Usually, credit card debt is unsecured. In other words, the bank or credit card company doesn’t claim any of your property as “security” that they can sell in case you don’t pay. Your unsecured debt is dischargeable in bankruptcy – it can be wiped out. However, some cards have details in the fine print that could make them secured without your knowledge, meaning they could cause serious problems in the event that you decide to file a bankruptcy.
Sneaky Security
When you get a credit card, it comes with an agreement that includes all the terms that affect how you can use the card, how you pay it, what interest rate you’ll incur, and so on. Of course, those agreements are usually very long and full of legalese and we all know what’s in them – pay it off in full or pay it back over time with interest. We very rarely read the details of those terms and conditions. But credit card companies know that and some of them have started to put in clauses that seriously impact your rights. For example, they may put in a clause that gives them express permission to seize property that you purchased with your credit card if you don’t pay.
Consider the story of Larry Maizlish. Larry admits that he rarely looks at the fine print associated with his credit cards but during a recent review of the fine print on his credit card agreement, he discovered just that clause. His card actually allowed company representatives to take items that were purchased if the bills were not paid.
A clause like this makes a big difference in the way your card works. You may face repossession of your property over an unpaid credit card debt, which is not possible with a standard credit card agreement. Under a standard agreement, your credit card issuer has to either negotiate a settlement or sue you for collection if you don’t pay. With a clause that turns your purchases into collateral, they can simply take back what you bought.
That’s because your credit card debt is now secured debt instead of unsecured debt. We typically know whether debt is secured or not up front. When you sign a car loan or a mortgage loan, for example, it explicitly states that the lender can take back your car or foreclose on your home if you don’t pay. But we don’t expect that from our credit cards.
The threat of repossession is a big deal, but it’s not the only issue. When you file a bankruptcy, your unsecured debts and secured debts are treated differently. Your unsecured debts will be wiped out. Your secured debts, on the other hand, go through a different process and won’t just be washed away. You’ll have to decide whether to give up the property or enter an agreement with the lender to keep paying and keep your purchases. That may change the process for deciding whether to file bankruptcy and which type to file. A Chapter 7 bankruptcy is a great way to take care of your unsecured debt but a Chapter 13 is better if you need to keep the property linked to your secured debts. And you don’t want to get halfway into the bankruptcy process only to find that your credit card debts aren’t what you thought they were.
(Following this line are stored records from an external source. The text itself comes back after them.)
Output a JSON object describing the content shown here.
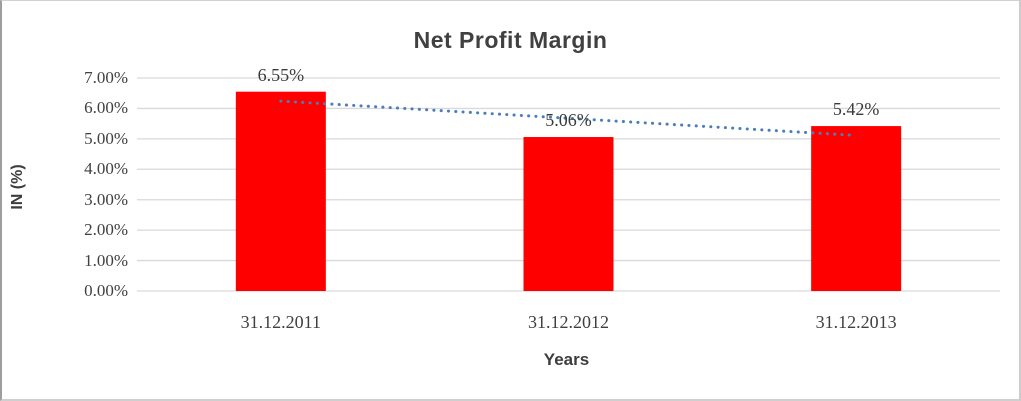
{
  "window": {
    "background": "#ffffff",
    "frame_border_color": "#9e9e9e"
  },
  "chart_data": {
    "type": "bar",
    "title": "Net Profit Margin",
    "xlabel": "Years",
    "ylabel": "IN (%)",
    "categories": [
      "31.12.2011",
      "31.12.2012",
      "31.12.2013"
    ],
    "values": [
      6.55,
      5.06,
      5.42
    ],
    "value_labels": [
      "6.55%",
      "5.06%",
      "5.42%"
    ],
    "y_ticks": [
      "0.00%",
      "1.00%",
      "2.00%",
      "3.00%",
      "4.00%",
      "5.00%",
      "6.00%",
      "7.00%"
    ],
    "y_tick_values": [
      0,
      1,
      2,
      3,
      4,
      5,
      6,
      7
    ],
    "ylim": [
      0,
      7
    ],
    "grid": "horizontal",
    "legend": "none",
    "bar_color": "#ff0000",
    "gridline_color": "#d9d9d9",
    "text_color": "#404040",
    "trendline": {
      "type": "linear",
      "style": "dotted",
      "color": "#4a7ebb"
    }
  }
}
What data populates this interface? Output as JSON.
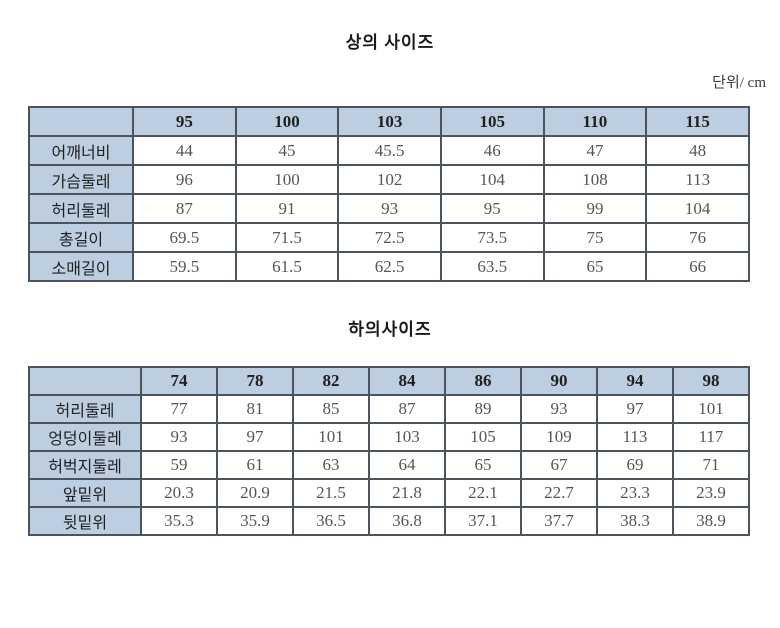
{
  "page": {
    "unit_label": "단위/ cm"
  },
  "colors": {
    "header_bg": "#bccee0",
    "border": "#4b545e",
    "label_text": "#1f1f1f",
    "data_text": "#555555"
  },
  "chart_data": [
    {
      "type": "table",
      "title": "상의 사이즈",
      "corner_label": "",
      "columns": [
        95,
        100,
        103,
        105,
        110,
        115
      ],
      "rows": [
        {
          "label": "어깨너비",
          "values": [
            44,
            45,
            45.5,
            46,
            47,
            48
          ]
        },
        {
          "label": "가슴둘레",
          "values": [
            96,
            100,
            102,
            104,
            108,
            113
          ]
        },
        {
          "label": "허리둘레",
          "values": [
            87,
            91,
            93,
            95,
            99,
            104
          ]
        },
        {
          "label": "총길이",
          "values": [
            69.5,
            71.5,
            72.5,
            73.5,
            75,
            76
          ]
        },
        {
          "label": "소매길이",
          "values": [
            59.5,
            61.5,
            62.5,
            63.5,
            65,
            66
          ]
        }
      ]
    },
    {
      "type": "table",
      "title": "하의사이즈",
      "corner_label": "",
      "columns": [
        74,
        78,
        82,
        84,
        86,
        90,
        94,
        98
      ],
      "rows": [
        {
          "label": "허리둘레",
          "values": [
            77,
            81,
            85,
            87,
            89,
            93,
            97,
            101
          ]
        },
        {
          "label": "엉덩이둘레",
          "values": [
            93,
            97,
            101,
            103,
            105,
            109,
            113,
            117
          ]
        },
        {
          "label": "허벅지둘레",
          "values": [
            59,
            61,
            63,
            64,
            65,
            67,
            69,
            71
          ]
        },
        {
          "label": "앞밑위",
          "values": [
            20.3,
            20.9,
            21.5,
            21.8,
            22.1,
            22.7,
            23.3,
            23.9
          ]
        },
        {
          "label": "뒷밑위",
          "values": [
            35.3,
            35.9,
            36.5,
            36.8,
            37.1,
            37.7,
            38.3,
            38.9
          ]
        }
      ]
    }
  ]
}
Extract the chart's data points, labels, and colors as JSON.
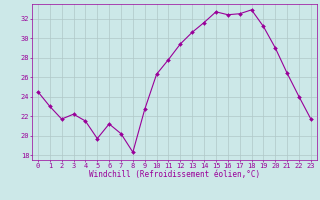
{
  "x": [
    0,
    1,
    2,
    3,
    4,
    5,
    6,
    7,
    8,
    9,
    10,
    11,
    12,
    13,
    14,
    15,
    16,
    17,
    18,
    19,
    20,
    21,
    22,
    23
  ],
  "y": [
    24.5,
    23.0,
    21.7,
    22.2,
    21.5,
    19.7,
    21.2,
    20.2,
    18.3,
    22.7,
    26.3,
    27.8,
    29.4,
    30.6,
    31.6,
    32.7,
    32.4,
    32.5,
    32.9,
    31.2,
    29.0,
    26.4,
    24.0,
    21.7
  ],
  "line_color": "#990099",
  "marker": "D",
  "markersize": 2.0,
  "bg_color": "#cce8e8",
  "grid_color": "#b0c8c8",
  "xlabel": "Windchill (Refroidissement éolien,°C)",
  "xlabel_color": "#990099",
  "tick_color": "#990099",
  "ylabel_ticks": [
    18,
    20,
    22,
    24,
    26,
    28,
    30,
    32
  ],
  "xlim": [
    -0.5,
    23.5
  ],
  "ylim": [
    17.5,
    33.5
  ],
  "tick_fontsize": 5.0,
  "xlabel_fontsize": 5.5,
  "linewidth": 0.8
}
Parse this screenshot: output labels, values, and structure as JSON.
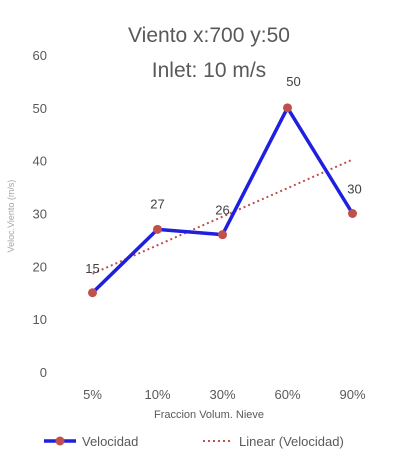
{
  "chart_data": {
    "type": "line",
    "title_line1": "Viento x:700 y:50",
    "title_line2": "Inlet: 10 m/s",
    "xlabel": "Fraccion Volum. Nieve",
    "ylabel": "Veloc.Viento (m/s)",
    "categories": [
      "5%",
      "10%",
      "30%",
      "60%",
      "90%"
    ],
    "ylim": [
      0,
      60
    ],
    "yticks": [
      "0",
      "10",
      "20",
      "30",
      "40",
      "50",
      "60"
    ],
    "grid": false,
    "legend_position": "bottom",
    "series": [
      {
        "name": "Velocidad",
        "values": [
          15,
          27,
          26,
          50,
          30
        ],
        "data_labels": [
          "15",
          "27",
          "26",
          "50",
          "30"
        ],
        "color": "#1f1fe0",
        "marker_color": "#c0504d"
      }
    ],
    "trendline": {
      "name": "Linear (Velocidad)",
      "type": "linear",
      "color": "#c0504d",
      "start": 18.6,
      "end": 40.2
    }
  }
}
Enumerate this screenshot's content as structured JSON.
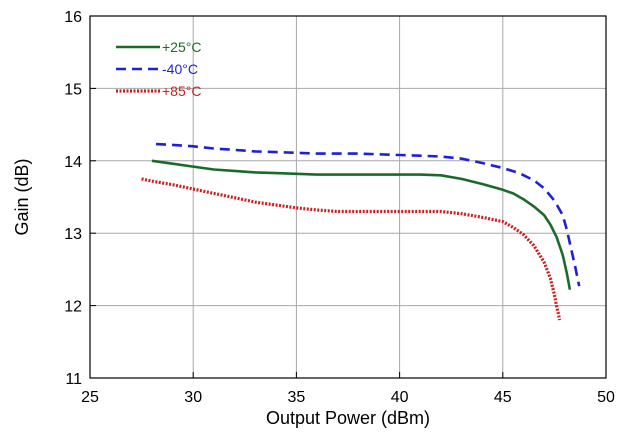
{
  "chart_data": {
    "type": "line",
    "xlabel": "Output Power (dBm)",
    "ylabel": "Gain (dB)",
    "xlim": [
      25,
      50
    ],
    "ylim": [
      11,
      16
    ],
    "xticks": [
      25,
      30,
      35,
      40,
      45,
      50
    ],
    "yticks": [
      11,
      12,
      13,
      14,
      15,
      16
    ],
    "grid": true,
    "legend": "top-left",
    "series": [
      {
        "name": "+25°C",
        "color": "#1a6b2a",
        "dash": "solid",
        "x": [
          28.0,
          29.0,
          30.0,
          31.0,
          32.0,
          33.0,
          34.0,
          35.0,
          36.0,
          37.0,
          38.0,
          39.0,
          40.0,
          41.0,
          42.0,
          43.0,
          44.0,
          45.0,
          45.5,
          46.0,
          46.5,
          47.0,
          47.3,
          47.6,
          47.9,
          48.1,
          48.25
        ],
        "y": [
          14.0,
          13.96,
          13.92,
          13.88,
          13.86,
          13.84,
          13.83,
          13.82,
          13.81,
          13.81,
          13.81,
          13.81,
          13.81,
          13.81,
          13.8,
          13.75,
          13.68,
          13.6,
          13.55,
          13.47,
          13.37,
          13.25,
          13.12,
          12.95,
          12.7,
          12.45,
          12.22
        ]
      },
      {
        "name": "-40°C",
        "color": "#1f1fd6",
        "dash": "dashed",
        "x": [
          28.2,
          29.0,
          30.0,
          31.0,
          32.0,
          33.0,
          34.0,
          35.0,
          36.0,
          37.0,
          38.0,
          39.0,
          40.0,
          41.0,
          42.0,
          43.0,
          44.0,
          45.0,
          45.8,
          46.5,
          47.0,
          47.5,
          47.9,
          48.1,
          48.3,
          48.5,
          48.7
        ],
        "y": [
          14.23,
          14.22,
          14.2,
          14.17,
          14.15,
          14.13,
          14.12,
          14.11,
          14.1,
          14.1,
          14.1,
          14.09,
          14.08,
          14.07,
          14.06,
          14.03,
          13.97,
          13.9,
          13.83,
          13.73,
          13.62,
          13.45,
          13.25,
          13.05,
          12.8,
          12.55,
          12.27
        ]
      },
      {
        "name": "+85°C",
        "color": "#cc1f1f",
        "dash": "dotted",
        "x": [
          27.5,
          28.0,
          29.0,
          30.0,
          31.0,
          32.0,
          33.0,
          34.0,
          35.0,
          36.0,
          37.0,
          38.0,
          39.0,
          40.0,
          41.0,
          42.0,
          43.0,
          44.0,
          45.0,
          45.5,
          46.0,
          46.5,
          47.0,
          47.3,
          47.5,
          47.6,
          47.7,
          47.75
        ],
        "y": [
          13.75,
          13.72,
          13.67,
          13.61,
          13.55,
          13.49,
          13.43,
          13.39,
          13.35,
          13.32,
          13.3,
          13.3,
          13.3,
          13.3,
          13.3,
          13.3,
          13.27,
          13.22,
          13.16,
          13.08,
          12.98,
          12.83,
          12.6,
          12.38,
          12.15,
          12.0,
          11.88,
          11.8
        ]
      }
    ]
  }
}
What About Your Fine Print?
Comenity, the company that issued Larry Maizlish’s card, is securing all credit card loans with the items that cardholders put on their card itself. This kind of practice became unpopular in the 1990s after Sears was forced to pay more than $270 million in refunds to customers using it. Comenity, however, has never given up the practice. It’s actually a leading issuer of store cards, including managing the credit lines for retailers like Pottery Barn, Ann Taylor, J. Crew, New York & Company, Lane Bryant and many more.
This company may not be the only one. When was the last time you went through all your agreements with your card company? Most people never take the time to do this, but it could end up costing you.
It’s probably not worth the time or expense for a lender to repossess things you’ve purchased with your card, but they can use that threat as leverage to force you to pay them back over other debts. And they do have the right to follow through on that threat.
However, those individuals might take notice if their recently purchased items were up for grabs by the company. A big enough purchase might make it worth the company’s while to send someone on and to repossess the item.
Keep in mind, however, that you do have rights with regard to this situation. As outlined in California Commercial Code Section 9609, collateral could only be collected by a creditor without breaching the peace. This means that repossession men can’t enter your home without permission and if you do refuse to gain them entry then their only option is to turn to the courts.
The company’s willingness to go to court over the bill or items depends a lot on the value. Cheaper goods simply won’t make it worth having to hire an attorney and go through the process. You can look up the database of card agreements organized by the Consumer Financial Protection Bureau to determine whether or not your credit card contract has a provision like this.
The best way to protect yourself is to avoid having a card like this in the first place. When you’re shopping around for a new credit, make sure you conduct comprehensive research. It’s about more than looking for who will give you the most points or the best APR. You want to ensure that the company also protects your rights and that you aren’t signing over any unreasonable rights just to get that plastic. Check out the database listed about before you sign on the dotted line for that new credit card. Doing this alone could help prevent being stuck in an agreement you’re not on board with. If you already have a card like this, you might want to think about paying it off and closing it if you have other options.